In Bayern musste die Polizei wegen einer Aktion beim Autobahnkreuz München-Nord die A9 in Richtung München sperren. Klimaaktivisten hätten auch auf Schilderbrücken auf der A96 protestiert, teilte die Polizei mit. In der Münchner Innenstadt gab es ebenfalls eine Blockade. Zuvor hatte die Gruppe bei Twitter von Aktionen in beiden Städten berichtet: „Zeitgleich steigen in München Menschen auf Schilderbrücken, während andere Straßenblockaden in Berlin durchführen.“

Unter den Teilnehmern seien viele, die bereits einen Monat im Gefängnis gesessen hätten und teils zu hohen Geldstrafen verurteilt worden seien, hieß es von der Gruppe. Und später: „Die Aussicht auf Präventivhaft oder Strafen hält diese Menschen nicht ab“.

NRW-Innenminister erwägt „härtere Gangart“

Aus Sicht von Nordrhein-Westfalens Innenminister Herbert Reul (CDU) muss der Staat bei den Klimaaktivisten der „Letzten Generation“ sehr wachsam sein und nach einer eingehenden Prüfung möglicherweise eine härtere Gangart einlegen. „Der Staat kann nicht einfach zugucken und das weiterlaufen lassen“, sagte Reul im Deutschlandfunk. Die Klimabewegung „Fridays for Future“ sei anders, ihre Anhänger hätten die gesetzlich vorgegebenen Grenzen in der Regel eingehalten. Bei der „Letzten Generation“ hingegen seien Grenzen überschritten. Die Politik will die Gruppe bundesweit stärker in den Blick nehmen, wie bei einem Treffen der Innenminister von Bund und Ländern am vergangenen Freitag in München deutlich wurde.

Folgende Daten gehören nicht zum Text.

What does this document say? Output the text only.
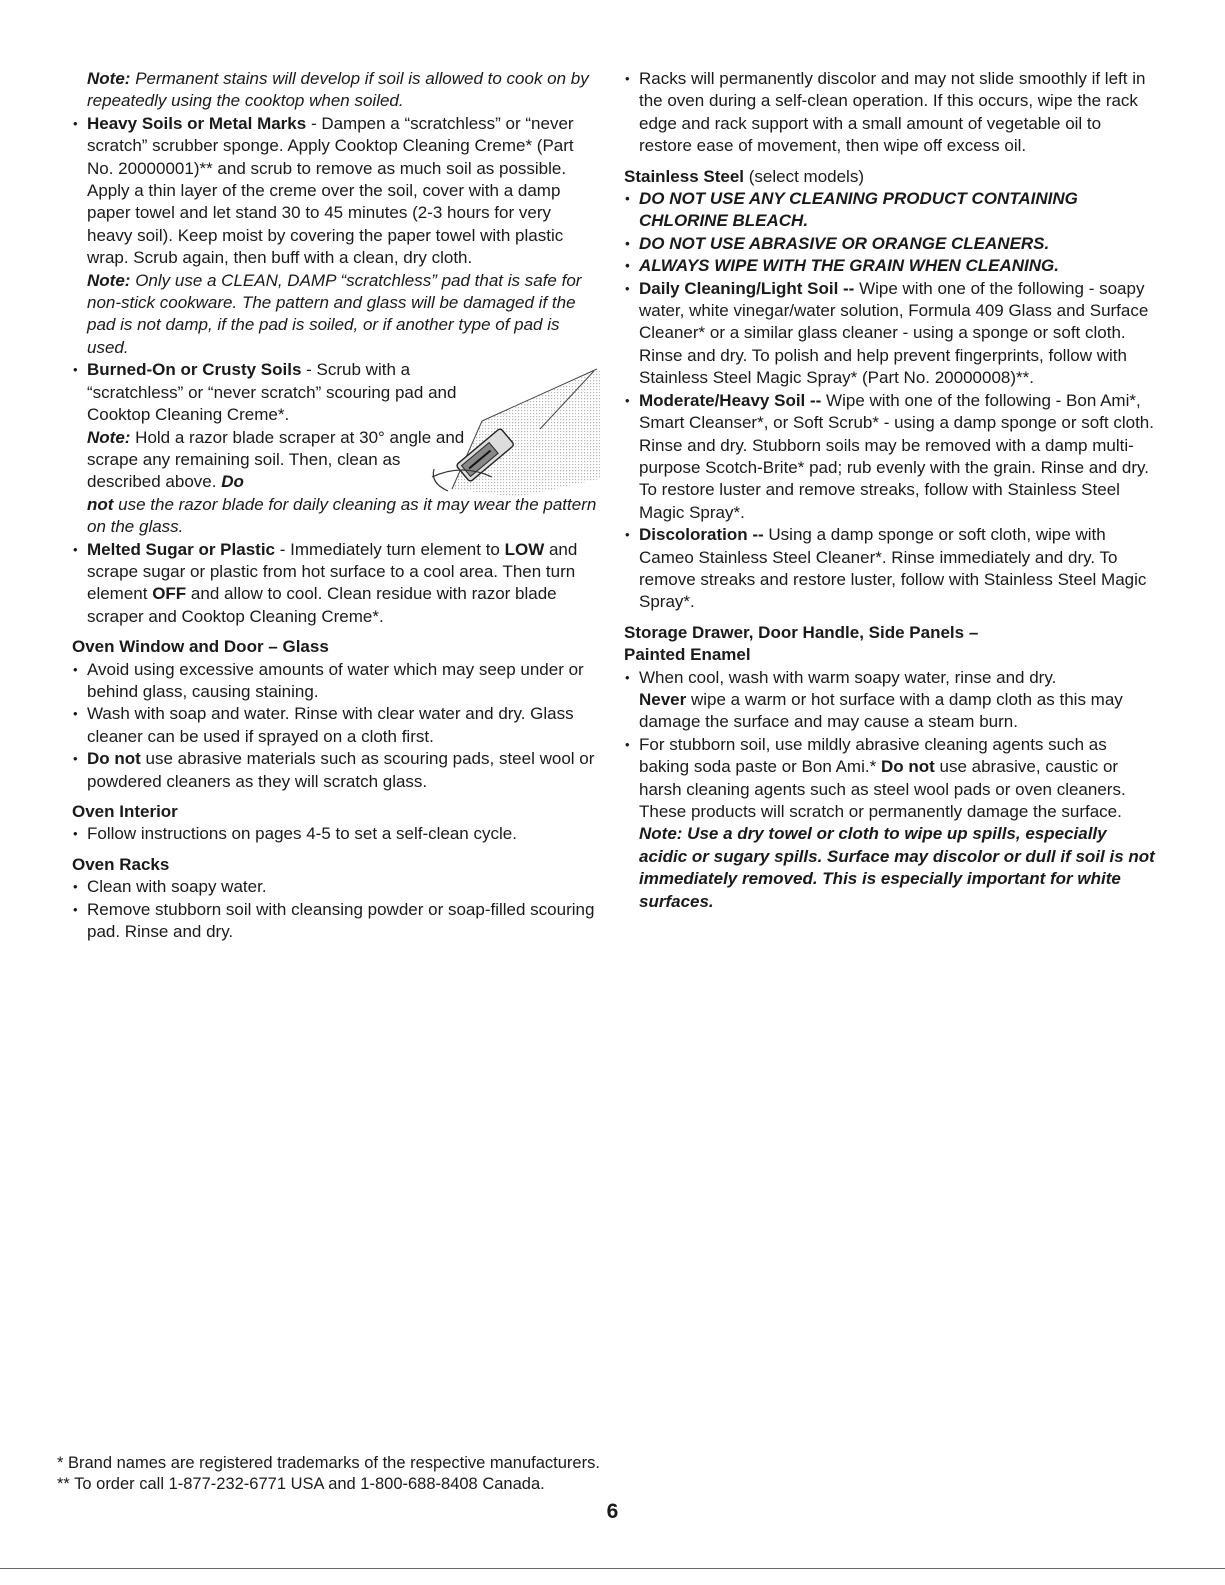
Note: Permanent stains will develop if soil is allowed to cook on by repeatedly using the cooktop when soiled.

• Heavy Soils or Metal Marks - Dampen a “scratchless” or “never scratch” scrubber sponge. Apply Cooktop Cleaning Creme* (Part No. 20000001)** and scrub to remove as much soil as possible. Apply a thin layer of the creme over the soil, cover with a damp paper towel and let stand 30 to 45 minutes (2-3 hours for very heavy soil). Keep moist by covering the paper towel with plastic wrap. Scrub again, then buff with a clean, dry cloth.

Note: Only use a CLEAN, DAMP “scratchless” pad that is safe for non-stick cookware. The pattern and glass will be damaged if the pad is not damp, if the pad is soiled, or if another type of pad is used.

• Burned-On or Crusty Soils - Scrub with a “scratchless” or “never scratch” scouring pad and Cooktop Cleaning Creme*.

Note: Hold a razor blade scraper at 30° angle and scrape any remaining soil. Then, clean as described above. Do

not use the razor blade for daily cleaning as it may wear the pattern on the glass.

• Melted Sugar or Plastic - Immediately turn element to LOW and scrape sugar or plastic from hot surface to a cool area. Then turn element OFF and allow to cool. Clean residue with razor blade scraper and Cooktop Cleaning Creme*.

Oven Window and Door – Glass

• Avoid using excessive amounts of water which may seep under or behind glass, causing staining.

• Wash with soap and water. Rinse with clear water and dry. Glass cleaner can be used if sprayed on a cloth first.

• Do not use abrasive materials such as scouring pads, steel wool or powdered cleaners as they will scratch glass.

Oven Interior

• Follow instructions on pages 4-5 to set a self-clean cycle.

Oven Racks

• Clean with soapy water.

• Remove stubborn soil with cleansing powder or soap-filled scouring pad. Rinse and dry.

• Racks will permanently discolor and may not slide smoothly if left in the oven during a self-clean operation. If this occurs, wipe the rack edge and rack support with a small amount of vegetable oil to restore ease of movement, then wipe off excess oil.

Stainless Steel (select models)

• DO NOT USE ANY CLEANING PRODUCT CONTAINING CHLORINE BLEACH.

• DO NOT USE ABRASIVE OR ORANGE CLEANERS.

• ALWAYS WIPE WITH THE GRAIN WHEN CLEANING.

• Daily Cleaning/Light Soil -- Wipe with one of the following - soapy water, white vinegar/water solution, Formula 409 Glass and Surface Cleaner* or a similar glass cleaner - using a sponge or soft cloth. Rinse and dry. To polish and help prevent fingerprints, follow with Stainless Steel Magic Spray* (Part No. 20000008)**.

• Moderate/Heavy Soil -- Wipe with one of the following - Bon Ami*, Smart Cleanser*, or Soft Scrub* - using a damp sponge or soft cloth. Rinse and dry. Stubborn soils may be removed with a damp multi-purpose Scotch-Brite* pad; rub evenly with the grain. Rinse and dry. To restore luster and remove streaks, follow with Stainless Steel Magic Spray*.

• Discoloration -- Using a damp sponge or soft cloth, wipe with Cameo Stainless Steel Cleaner*. Rinse immediately and dry. To remove streaks and restore luster, follow with Stainless Steel Magic Spray*.

Storage Drawer, Door Handle, Side Panels –

Painted Enamel

• When cool, wash with warm soapy water, rinse and dry.
Never wipe a warm or hot surface with a damp cloth as this may damage the surface and may cause a steam burn.

• For stubborn soil, use mildly abrasive cleaning agents such as baking soda paste or Bon Ami.* Do not use abrasive, caustic or harsh cleaning agents such as steel wool pads or oven cleaners. These products will scratch or permanently damage the surface.

Note: Use a dry towel or cloth to wipe up spills, especially acidic or sugary spills. Surface may discolor or dull if soil is not immediately removed. This is especially important for white surfaces.

* Brand names are registered trademarks of the respective manufacturers.

** To order call 1-877-232-6771 USA and 1-800-688-8408 Canada.

6
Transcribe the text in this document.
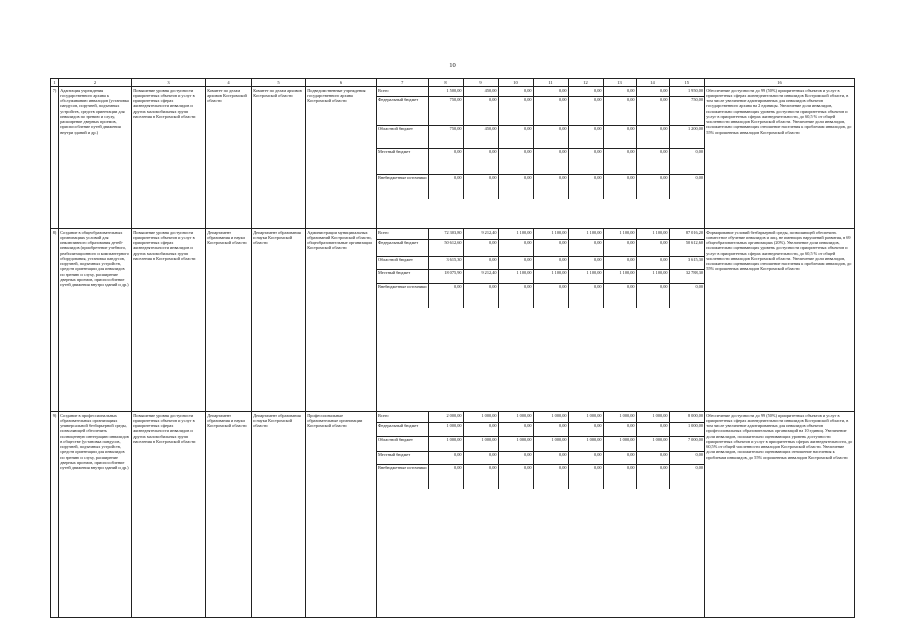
10
1	2	3	4	5	6		7	8	9	10	11	12	13	14	15
		16
7)	Адаптация учреждения государственного архива к обслуживанию инвалидов (установка пандусов, поручней, подъемных устройств, средств ориентации для инвалидов по зрению и слуху, расширение дверных проемов, приспособление путей движения внутри зданий и др.)	Повышение уровня доступности приоритетных объектов и услуг в приоритетных сферах жизнедеятельности инвалидов и других маломобильных групп населения в Костромской области	Комитет по делам архивов Костромской области	Комитет по делам архивов Костромской области	Подведомственные учреждения государственного архива Костромской области	
Всего	1 500,00	450,00	0,00	0,00	0,00	0,00	0,00	1 950,00
Федеральный бюджет	750,00	0,00	0,00	0,00	0,00	0,00	0,00	750,00
Областной бюджет	750,00	450,00	0,00	0,00	0,00	0,00	0,00	1 200,00
Местный бюджет	0,00	0,00	0,00	0,00	0,00	0,00	0,00	0,00
Внебюджетные источники	0,00	0,00	0,00	0,00	0,00	0,00	0,00	0,00
	Обеспечение доступности до 99 (50%) приоритетных объектов и услуг в приоритетных сферах жизнедеятельности инвалидов Костромской области, в том числе увеличение адаптированных для инвалидов объектов государственного архива на 2 единицы. Увеличение доли инвалидов, положительно оценивающих уровень доступности приоритетных объектов и услуг в приоритетных сферах жизнедеятельности, до 60,5 % от общей численности инвалидов Костромской области. Увеличение доли инвалидов, положительно оценивающих отношение населения к проблемам инвалидов, до 55% опрошенных инвалидов Костромской области
8)	Создание в общеобразовательных организациях условий для инклюзивного образования детей-инвалидов (приобретение учебного, реабилитационного и компьютерного оборудования, установка пандусов, поручней, подъемных устройств, средств ориентации для инвалидов по зрению и слуху, расширение дверных проемов, приспособление путей движения внутри зданий и др.)	Повышение уровня доступности приоритетных объектов и услуг в приоритетных сферах жизнедеятельности инвалидов и других маломобильных групп населения в Костромской области	Департамент образования и науки Костромской области	Департамент образования и науки Костромской области	Администрации муниципальных образований Костромской области, общеобразовательные организации Костромской области	
Всего	72 303,80	9 212,40	1 100,00	1 100,00	1 100,00	1 100,00	1 100,00	87 016,20
Федеральный бюджет	50 612,60	0,00	0,00	0,00	0,00	0,00	0,00	50 612,60
Областной бюджет	3 615,30	0,00	0,00	0,00	0,00	0,00	0,00	3 615,30
Местный бюджет	18 075,90	9 212,40	1 100,00	1 100,00	1 100,00	1 100,00	1 100,00	32 788,30
Внебюджетные источники	0,00	0,00	0,00	0,00	0,00	0,00	0,00	0,00
	Формирование условий безбарьерной среды, позволяющей обеспечить совместное обучение инвалидов и лиц, не имеющих нарушений развития, в 69 общеобразовательных организациях (20%). Увеличение доли инвалидов, положительно оценивающих уровень доступности приоритетных объектов и услуг в приоритетных сферах жизнедеятельности, до 60,5 % от общей численности инвалидов Костромской области. Увеличение доли инвалидов, положительно оценивающих отношение населения к проблемам инвалидов, до 55% опрошенных инвалидов Костромской области
9)	Создание в профессиональных образовательных организациях универсальной безбарьерной среды, позволяющей обеспечить полноценную интеграцию инвалидов в обществе (установка пандусов, поручней, подъемных устройств, средств ориентации для инвалидов по зрению и слуху, расширение дверных проемов, приспособление путей движения внутри зданий и др.)	Повышение уровня доступности приоритетных объектов и услуг в приоритетных сферах жизнедеятельности инвалидов и других маломобильных групп населения в Костромской области	Департамент образования и науки Костромской области	Департамент образования и науки Костромской области	Профессиональные образовательные организации Костромской области	
Всего	2 000,00	1 000,00	1 000,00	1 000,00	1 000,00	1 000,00	1 000,00	8 000,00
Федеральный бюджет	1 000,00	0,00	0,00	0,00	0,00	0,00	0,00	1 000,00
Областной бюджет	1 000,00	1 000,00	1 000,00	1 000,00	1 000,00	1 000,00	1 000,00	7 000,00
Местный бюджет	0,00	0,00	0,00	0,00	0,00	0,00	0,00	0,00
Внебюджетные источники	0,00	0,00	0,00	0,00	0,00	0,00	0,00	0,00
	Обеспечение доступности до 99 (50%) приоритетных объектов и услуг в приоритетных сферах жизнедеятельности инвалидов Костромской области, в том числе увеличение адаптированных для инвалидов объектов профессиональных образовательных организаций на 10 единиц. Увеличение доли инвалидов, положительно оценивающих уровень доступности приоритетных объектов и услуг в приоритетных сферах жизнедеятельности, до 60,5% от общей численности инвалидов Костромской области. Увеличение доли инвалидов, положительно оценивающих отношение населения к проблемам инвалидов, до 55% опрошенных инвалидов Костромской области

Die Gruppe „Letzte Generation“ verlangt von der Bundesregierung einen besseren Klimaschutz und fordert unter anderem ein Tempolimit von 100 Kilometern pro Stunde auf Autobahnen und ein 9-Euro-Bahnticket für ganz Deutschland. In den vergangenen Monaten hat die Gruppe immer wieder Straßen blockiert, Kunstwerke attackiert oder etwa in Berlin den Hauptstadtflughafen BER zeitweise lahmgelegt.